L’école aurait dû ouvrir ses portes à 8h00, mais les élèves en ont bloqué l’accès avec des cadenas pour protester contre un gouvernement qui, selon eux, ne fait rien pour protéger leur avenir.
Jusqu’à l’heure du déjeuner, « il n’y a pas eu de cours », a confié à l’agence Lusa José Borges, étudiant du Lycée Camões, expliquant que la matinée s’est passée devant les grilles du lycée à scander des slogans, chanter et jouer de la musique.
Aux alentours de midi, les élèves ont commencé à lever le blocus et se sont réunis en assemblée pour décider des prochaines formes de lutte qui inciteront « le gouvernement à prendre des mesures garantissant un avenir durable », a ajouté le porte-parole du Lycée Camões.
Ceci est l’une des écoles impliquées dans la manifestation qui a commencé lundi avec la fermeture de l’École Artistique António Arroio (Lisbonne) et continuera tout au long de la semaine avec la promesse de paralyser d’autres écoles.
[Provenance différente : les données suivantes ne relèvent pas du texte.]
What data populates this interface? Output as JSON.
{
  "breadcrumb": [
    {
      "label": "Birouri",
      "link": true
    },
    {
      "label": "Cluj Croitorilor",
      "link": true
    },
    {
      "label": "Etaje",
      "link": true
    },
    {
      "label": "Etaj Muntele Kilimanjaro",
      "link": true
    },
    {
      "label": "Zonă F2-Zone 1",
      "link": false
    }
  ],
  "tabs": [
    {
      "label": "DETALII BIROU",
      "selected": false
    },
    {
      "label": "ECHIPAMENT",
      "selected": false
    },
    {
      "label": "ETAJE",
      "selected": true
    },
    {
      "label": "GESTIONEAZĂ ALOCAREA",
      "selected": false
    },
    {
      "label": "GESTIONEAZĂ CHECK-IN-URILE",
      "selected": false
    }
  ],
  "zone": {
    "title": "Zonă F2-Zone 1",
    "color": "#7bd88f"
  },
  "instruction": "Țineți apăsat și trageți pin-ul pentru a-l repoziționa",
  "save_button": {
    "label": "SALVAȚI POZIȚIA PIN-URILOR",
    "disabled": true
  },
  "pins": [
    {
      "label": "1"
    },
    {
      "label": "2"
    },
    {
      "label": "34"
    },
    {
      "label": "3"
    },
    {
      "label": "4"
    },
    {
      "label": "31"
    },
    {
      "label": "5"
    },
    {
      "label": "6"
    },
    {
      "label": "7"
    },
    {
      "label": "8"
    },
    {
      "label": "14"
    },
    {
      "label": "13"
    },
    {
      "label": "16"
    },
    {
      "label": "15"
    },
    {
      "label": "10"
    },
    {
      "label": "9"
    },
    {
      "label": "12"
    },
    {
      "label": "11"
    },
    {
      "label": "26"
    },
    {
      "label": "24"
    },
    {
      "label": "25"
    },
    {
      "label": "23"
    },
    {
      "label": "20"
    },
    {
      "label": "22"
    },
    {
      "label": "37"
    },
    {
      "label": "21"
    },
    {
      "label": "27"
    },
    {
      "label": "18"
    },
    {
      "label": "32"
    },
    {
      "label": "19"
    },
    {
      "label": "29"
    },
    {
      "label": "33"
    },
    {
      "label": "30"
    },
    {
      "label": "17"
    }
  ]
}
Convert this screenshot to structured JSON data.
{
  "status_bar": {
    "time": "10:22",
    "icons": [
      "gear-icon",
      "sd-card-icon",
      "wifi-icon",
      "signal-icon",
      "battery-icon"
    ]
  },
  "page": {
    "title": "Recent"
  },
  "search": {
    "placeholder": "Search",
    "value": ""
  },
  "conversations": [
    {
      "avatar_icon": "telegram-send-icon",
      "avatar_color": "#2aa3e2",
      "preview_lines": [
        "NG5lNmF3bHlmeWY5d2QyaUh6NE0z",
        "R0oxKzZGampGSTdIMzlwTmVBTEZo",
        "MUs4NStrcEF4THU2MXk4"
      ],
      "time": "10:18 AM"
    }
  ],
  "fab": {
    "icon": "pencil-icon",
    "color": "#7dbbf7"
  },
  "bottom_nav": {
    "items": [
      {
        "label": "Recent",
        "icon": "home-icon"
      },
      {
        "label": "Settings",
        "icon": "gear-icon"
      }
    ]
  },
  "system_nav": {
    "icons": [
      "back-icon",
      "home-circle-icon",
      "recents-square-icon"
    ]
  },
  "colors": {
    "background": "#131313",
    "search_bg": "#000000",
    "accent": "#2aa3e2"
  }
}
L’initiative vient du mouvement pour la Fin du Fossile, auquel appartient Matilde Ventura, qui a rappelé aujourd’hui qu’il y a environ un an, le gouvernement a reçu une lettre signée par des milliers d’élèves, signalant de nouvelles manifestations si la demande pour la fin de l’utilisation des combustibles fossiles n’était pas prise en compte.
« La réponse que nous avons eue du gouvernement fut : ‘Vous pouvez toujours attendre’, mais le temps où l’on pouvait attendre est révolu. Parce que nous savons que nous sommes au bord de l’effondrement et qu’il s’agit de notre vie », a déclaré José Borges, ajoutant que « pour avoir un avenir, il ne suffit pas d’aller en cours tous les jours ».
« Sans la fin du fossile d’ici 2030, nous n’aurons pas d’avenir. Ce n’est pas une opinion, ce n’est pas négociable, c’est de la science », a ajouté José Borges.
Les étudiants promettent de poursuivre les manifestations et d’autres actions de sensibilisation. Aujourd’hui, une table ronde aura lieu avec des professeurs et étudiants de la Faculté des Sciences de l’Université de Lisbonne sur l’état actuel de la crise climatique, et une discussion à la Nova Medical School sur la santé mentale en temps de crise climatique, avec trois des médecins qui ont lancé la lettre des professionnels de santé pour la fin du fossile en 2030.
Samedi, les étudiants organiseront une marche dans les rues de Lisbonne, qui se terminera devant l’Assemblée de la République, afin de sensibiliser à la crise climatique.